Availability of technology
If you require that students use it—in my class we require it, and they said they use it more in my class than in CIS 100
As faculty we have to have a passion for learning. If we don’t have it, then the students won’t have it either. We need to hold it in our hearts ourselves.
Dr. A: How many of you – what percentage of students do you think are using their KCTCS e-mail.

They use their own.
Passwords expire – it is not student centered
Nursing program required it, and they are using it
I think you have the carrot, selective admissions, but most don’t have that carrot
It was a real learning curve for them, but we have a captive audience
E-mail is catching on
I don’t think they know what to value what is coming through
Are our students able to forward their e-mail?

Nick: Challenges

In the GE 100, there is the Myers-Briggs and a couple other ones

Nick: Utilizing GE 100 to do some of the things we do?

Many students take a couple courses as a non-degree student, then ask “do I need that course?”

Dr. A: It could be an incredibly dynamic course

Students having a busy lives, but we need to have a passion for accommodating students, even when that means that they need to attend to their own lives and then come back to school

Dr. A: I agree in one respect, but at the same time if they do that, they may never come back. Hope to get them excited enough about learning, get enough under their belt

Students have children, need to bring them to class. Some are at a point in their lives that they can’t focus on school

Dr. A: I agree, but can we move out of being #48? Some students have too many barriers.

Who is on the top?

Dr. A: I think some of the northeastern states

Having a good campaign so that we have more funds for scholarships that will allow them to stay in class without working so much

Dr. A: Southeast CC a good example, has more scholarships than anyone in the system

Scholarships a point, but when someone says I am taking it here because it is easier – just a community college. But I am using the same PowerPoint in the class I teach at both places
But when teachers do teach hard, students complain. I hear it from faculty and from students. Students don’t realize that it is for their benefit
Sometimes it isn’t just teaching it hard – making it difficult doesn’t make a better teacher – if the student sees your passion, they don’t notice you being hard
What do we mean by hard?
I am saying what the students are saying when they are at the counter.
It is a same when easy and hard instructors.

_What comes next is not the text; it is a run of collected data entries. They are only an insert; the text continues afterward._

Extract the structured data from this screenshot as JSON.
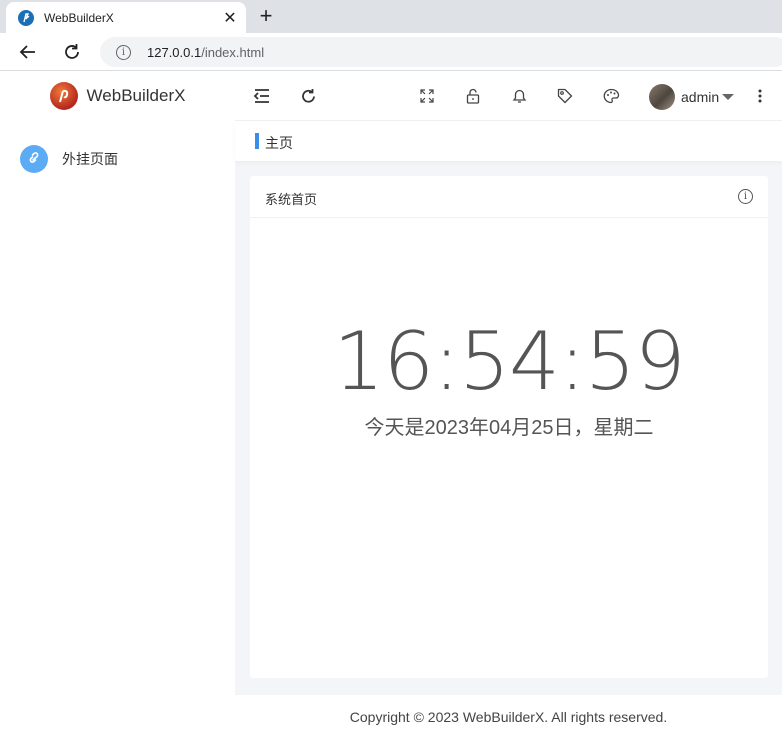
{
  "browser": {
    "tab_title": "WebBuilderX",
    "close_glyph": "✕",
    "new_tab_glyph": "+",
    "url_host": "127.0.0.1",
    "url_path": "/index.html",
    "info_glyph": "i"
  },
  "sidebar": {
    "brand_name": "WebBuilderX",
    "items": [
      {
        "label": "外挂页面",
        "icon": "link-icon"
      }
    ]
  },
  "header": {
    "icons": [
      "menu-fold-icon",
      "refresh-icon",
      "fullscreen-icon",
      "lock-icon",
      "bell-icon",
      "tag-icon",
      "palette-icon",
      "more-icon"
    ],
    "username": "admin"
  },
  "breadcrumb": {
    "current": "主页"
  },
  "card": {
    "title": "系统首页",
    "info_glyph": "i",
    "time": "16:54:59",
    "date": "今天是2023年04月25日，星期二"
  },
  "footer": {
    "copyright": "Copyright © 2023 WebBuilderX. All rights reserved."
  },
  "colors": {
    "accent": "#3b8ee8",
    "menu_icon_bg": "#5cabf5",
    "text": "#333333"
  }
}
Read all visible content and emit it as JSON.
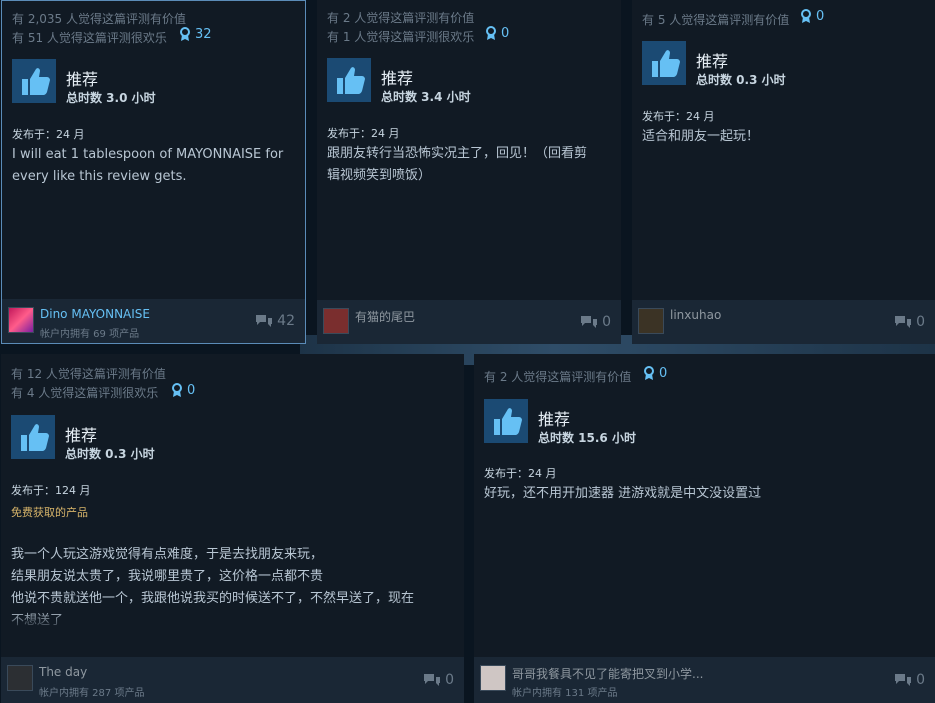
{
  "reviews": [
    {
      "helpful": "有 2,035 人觉得这篇评测有价值",
      "funny": "有 51 人觉得这篇评测很欢乐",
      "awards": "32",
      "verdict": "推荐",
      "hours": "总时数 3.0 小时",
      "posted": "发布于：24 月",
      "body": [
        "I will eat 1 tablespoon of MAYONNAISE for",
        "every like this review gets."
      ],
      "user": "Dino MAYONNAISE",
      "owns": "帐户内拥有 69 项产品",
      "comments": "42"
    },
    {
      "helpful": "有 2 人觉得这篇评测有价值",
      "funny": "有 1 人觉得这篇评测很欢乐",
      "awards": "0",
      "verdict": "推荐",
      "hours": "总时数 3.4 小时",
      "posted": "发布于：24 月",
      "body": [
        "跟朋友转行当恐怖实况主了，回见！（回看剪",
        "辑视频笑到喷饭）"
      ],
      "user": "有猫的尾巴",
      "comments": "0"
    },
    {
      "helpful": "有 5 人觉得这篇评测有价值",
      "awards": "0",
      "verdict": "推荐",
      "hours": "总时数 0.3 小时",
      "posted": "发布于：24 月",
      "body": [
        "适合和朋友一起玩！"
      ],
      "user": "linxuhao",
      "comments": "0"
    },
    {
      "helpful": "有 12 人觉得这篇评测有价值",
      "funny": "有 4 人觉得这篇评测很欢乐",
      "awards": "0",
      "verdict": "推荐",
      "hours": "总时数 0.3 小时",
      "posted": "发布于：124 月",
      "free": "免费获取的产品",
      "body": [
        "我一个人玩这游戏觉得有点难度，于是去找朋友来玩，",
        "结果朋友说太贵了，我说哪里贵了，这价格一点都不贵",
        "他说不贵就送他一个，我跟他说我买的时候送不了，不然早送了，现在",
        "不想送了"
      ],
      "user": "The day",
      "owns": "帐户内拥有 287 项产品",
      "comments": "0"
    },
    {
      "helpful": "有 2 人觉得这篇评测有价值",
      "awards": "0",
      "verdict": "推荐",
      "hours": "总时数 15.6 小时",
      "posted": "发布于：24 月",
      "body": [
        "好玩，还不用开加速器 进游戏就是中文没设置过"
      ],
      "user": "哥哥我餐具不见了能寄把叉到小学...",
      "owns": "帐户内拥有 131 项产品",
      "comments": "0"
    }
  ],
  "colors": {
    "accent": "#66c0f4",
    "card": "#111a24",
    "footer": "#1a2735"
  },
  "icons": {
    "thumb": "thumbs-up-icon",
    "award": "award-ribbon-icon",
    "comment": "comment-bubbles-icon"
  }
}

Nick: Let’s kind of wrap this up – let’s sort of take inventory, have some volunteers give you a summary of what you have heard. What have you heard as critical issues.

Assessment seems to be a very important issue – are they capable to be a college student and did the receive the skills they need
If we have students that aren’t scholastically ready for a program, guiding them to a program where they can be successful
The students aren’t the only ones that are dealing with problems everyday, faculty and staff have the problems that they have to deal with as well
How do we motivate students and how do we teach, the difference between a thorough approach and just a difficult one. Professional development in learning and teaching styles would be helpful. People generally teach as they have been taught
PCP program – need to talk with you more as a group.